Matthew Bruce William Edwards is claiming damages in the NSW Supreme Court in Sydney and is expected to face a three-week hearing before Justice Michael Walton beginning on Tuesday.
Mr Edwards was arrested in February, 2011, and charged with causing grievous bodily harm with intent to murder in relation to the shooting of his rival Mr Fing at Belmont North.
Mr Edwards was behind bars bail refused until March 28, 2011, when he was granted conditional bail, but he was unable to provide the necessary surety and was not released from jail until May 5, 2011, according to court documents.
He pleaded not guilty and the matter went to trial in Newcastle District Court on February 11, 2013.
During his opening address, then defence barrister Paul Marr told the jury to pay close attention to Mr Fing's testimony.
And then during the evidence, Mr Marr suggested to Mr Fing that he had either shot himself or got someone else to shoot him, to frame Mr Edwards.
On February 26, 2013, after deliberating for less than 20 minutes, a jury found Mr Edwards not guilty of the attempted murder charge.
Mr Edwards launched the legal action against the state of NSW in November, 2014, claiming damages for what he said was false imprisonment and malicious prosecution.
The matter was sent for mediation in June, 2018, but was not settled, according to the NSW Supreme Court, and the three-week hearing was confirmed.
The bar for proving malicious prosecution is notoriously high.

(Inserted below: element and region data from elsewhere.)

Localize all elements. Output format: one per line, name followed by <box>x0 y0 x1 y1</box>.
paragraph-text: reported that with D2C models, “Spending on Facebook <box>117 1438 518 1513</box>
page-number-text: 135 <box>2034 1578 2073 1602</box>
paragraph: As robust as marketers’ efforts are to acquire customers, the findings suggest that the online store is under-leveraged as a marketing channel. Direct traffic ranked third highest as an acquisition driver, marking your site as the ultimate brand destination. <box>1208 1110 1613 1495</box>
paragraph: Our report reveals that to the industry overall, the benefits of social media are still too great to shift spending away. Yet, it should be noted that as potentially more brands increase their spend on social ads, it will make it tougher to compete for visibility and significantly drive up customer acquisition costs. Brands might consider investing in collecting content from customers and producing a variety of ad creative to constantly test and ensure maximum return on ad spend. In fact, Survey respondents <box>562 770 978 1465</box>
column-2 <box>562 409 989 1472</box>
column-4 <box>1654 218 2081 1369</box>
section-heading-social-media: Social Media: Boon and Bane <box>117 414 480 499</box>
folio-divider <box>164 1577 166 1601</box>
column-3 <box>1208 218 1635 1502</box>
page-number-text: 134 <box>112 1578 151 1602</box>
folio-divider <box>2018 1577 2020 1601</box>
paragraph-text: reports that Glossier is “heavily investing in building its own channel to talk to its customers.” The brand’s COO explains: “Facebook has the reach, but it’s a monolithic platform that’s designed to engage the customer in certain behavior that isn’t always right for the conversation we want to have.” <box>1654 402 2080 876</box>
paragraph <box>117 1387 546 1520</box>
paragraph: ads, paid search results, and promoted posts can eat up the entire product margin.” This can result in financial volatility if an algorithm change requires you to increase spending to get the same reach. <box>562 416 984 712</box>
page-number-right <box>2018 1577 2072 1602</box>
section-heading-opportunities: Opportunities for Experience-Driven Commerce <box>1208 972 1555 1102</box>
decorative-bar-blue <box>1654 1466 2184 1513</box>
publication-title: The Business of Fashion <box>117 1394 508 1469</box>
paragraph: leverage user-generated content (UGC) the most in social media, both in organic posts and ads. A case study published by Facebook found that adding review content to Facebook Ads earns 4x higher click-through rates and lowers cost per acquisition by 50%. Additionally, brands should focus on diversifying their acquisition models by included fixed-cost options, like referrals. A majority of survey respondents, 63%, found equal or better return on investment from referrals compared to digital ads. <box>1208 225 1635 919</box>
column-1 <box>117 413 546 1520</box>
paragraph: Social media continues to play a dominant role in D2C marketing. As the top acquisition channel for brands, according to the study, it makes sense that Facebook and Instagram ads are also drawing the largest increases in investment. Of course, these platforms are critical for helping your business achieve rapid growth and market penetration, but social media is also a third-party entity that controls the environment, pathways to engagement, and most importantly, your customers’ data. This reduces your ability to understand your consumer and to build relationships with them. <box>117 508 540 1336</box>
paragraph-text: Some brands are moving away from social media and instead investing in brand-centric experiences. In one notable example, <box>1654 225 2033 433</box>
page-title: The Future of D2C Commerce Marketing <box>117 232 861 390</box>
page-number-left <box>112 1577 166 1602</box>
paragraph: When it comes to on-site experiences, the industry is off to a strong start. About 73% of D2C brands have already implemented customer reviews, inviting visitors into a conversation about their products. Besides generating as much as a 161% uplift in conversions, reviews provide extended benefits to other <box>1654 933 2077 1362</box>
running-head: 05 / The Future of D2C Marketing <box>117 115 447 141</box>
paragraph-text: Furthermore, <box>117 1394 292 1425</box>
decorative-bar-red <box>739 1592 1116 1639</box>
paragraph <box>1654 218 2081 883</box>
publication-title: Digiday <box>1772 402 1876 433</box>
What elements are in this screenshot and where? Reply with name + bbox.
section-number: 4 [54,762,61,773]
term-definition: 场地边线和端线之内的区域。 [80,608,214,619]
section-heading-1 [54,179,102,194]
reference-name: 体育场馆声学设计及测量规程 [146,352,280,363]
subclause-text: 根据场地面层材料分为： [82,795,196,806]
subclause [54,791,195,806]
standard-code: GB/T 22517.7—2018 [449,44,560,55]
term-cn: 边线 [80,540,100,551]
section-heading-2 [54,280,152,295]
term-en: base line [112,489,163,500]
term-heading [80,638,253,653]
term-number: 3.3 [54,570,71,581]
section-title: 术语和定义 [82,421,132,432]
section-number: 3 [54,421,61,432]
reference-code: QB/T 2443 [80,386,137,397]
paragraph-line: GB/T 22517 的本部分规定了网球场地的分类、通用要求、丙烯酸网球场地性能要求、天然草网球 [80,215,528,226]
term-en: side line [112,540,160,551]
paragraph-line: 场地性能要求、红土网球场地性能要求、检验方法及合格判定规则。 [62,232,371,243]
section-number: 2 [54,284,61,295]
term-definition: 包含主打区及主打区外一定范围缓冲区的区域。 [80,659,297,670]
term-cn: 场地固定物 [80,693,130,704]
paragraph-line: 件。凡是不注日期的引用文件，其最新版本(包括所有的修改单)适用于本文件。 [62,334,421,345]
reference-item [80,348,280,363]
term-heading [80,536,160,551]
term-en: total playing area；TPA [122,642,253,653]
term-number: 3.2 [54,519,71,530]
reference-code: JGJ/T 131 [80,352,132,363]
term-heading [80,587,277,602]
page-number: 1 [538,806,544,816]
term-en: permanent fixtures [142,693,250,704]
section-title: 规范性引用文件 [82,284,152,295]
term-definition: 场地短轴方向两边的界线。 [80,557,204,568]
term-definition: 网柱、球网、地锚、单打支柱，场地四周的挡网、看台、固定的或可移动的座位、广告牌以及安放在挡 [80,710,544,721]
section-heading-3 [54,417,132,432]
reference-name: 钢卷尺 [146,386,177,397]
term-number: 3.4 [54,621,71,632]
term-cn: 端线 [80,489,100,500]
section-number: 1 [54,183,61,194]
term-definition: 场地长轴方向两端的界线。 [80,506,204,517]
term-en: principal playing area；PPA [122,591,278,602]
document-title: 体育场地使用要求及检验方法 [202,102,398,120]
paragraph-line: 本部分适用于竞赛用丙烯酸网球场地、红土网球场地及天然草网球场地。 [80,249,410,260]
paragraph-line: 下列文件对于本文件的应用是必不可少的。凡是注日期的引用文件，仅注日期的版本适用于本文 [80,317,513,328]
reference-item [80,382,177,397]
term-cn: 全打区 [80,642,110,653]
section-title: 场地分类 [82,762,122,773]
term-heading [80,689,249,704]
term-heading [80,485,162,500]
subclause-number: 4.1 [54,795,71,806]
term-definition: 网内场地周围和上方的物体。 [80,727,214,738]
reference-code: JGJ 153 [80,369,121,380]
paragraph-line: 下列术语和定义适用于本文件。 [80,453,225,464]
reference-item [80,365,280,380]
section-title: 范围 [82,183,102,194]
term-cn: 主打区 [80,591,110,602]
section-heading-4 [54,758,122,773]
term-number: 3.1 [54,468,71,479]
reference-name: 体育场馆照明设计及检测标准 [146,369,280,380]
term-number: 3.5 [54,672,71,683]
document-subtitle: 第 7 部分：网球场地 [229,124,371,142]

It is not enough that someone was wrongly accused or that a person was wrongly convicted, it must be proven that the legal proceedings against the person were instituted with malice and without reasonable grounds.
In the case of Gordon Wood, wrongfully convicted of killing his girlfriend Caroline Byrne, Justice Elizabeth Fullerton was scathing of the state's former top prosecutor Mark Tedeschi, QC, but was still not persuaded he acted maliciously.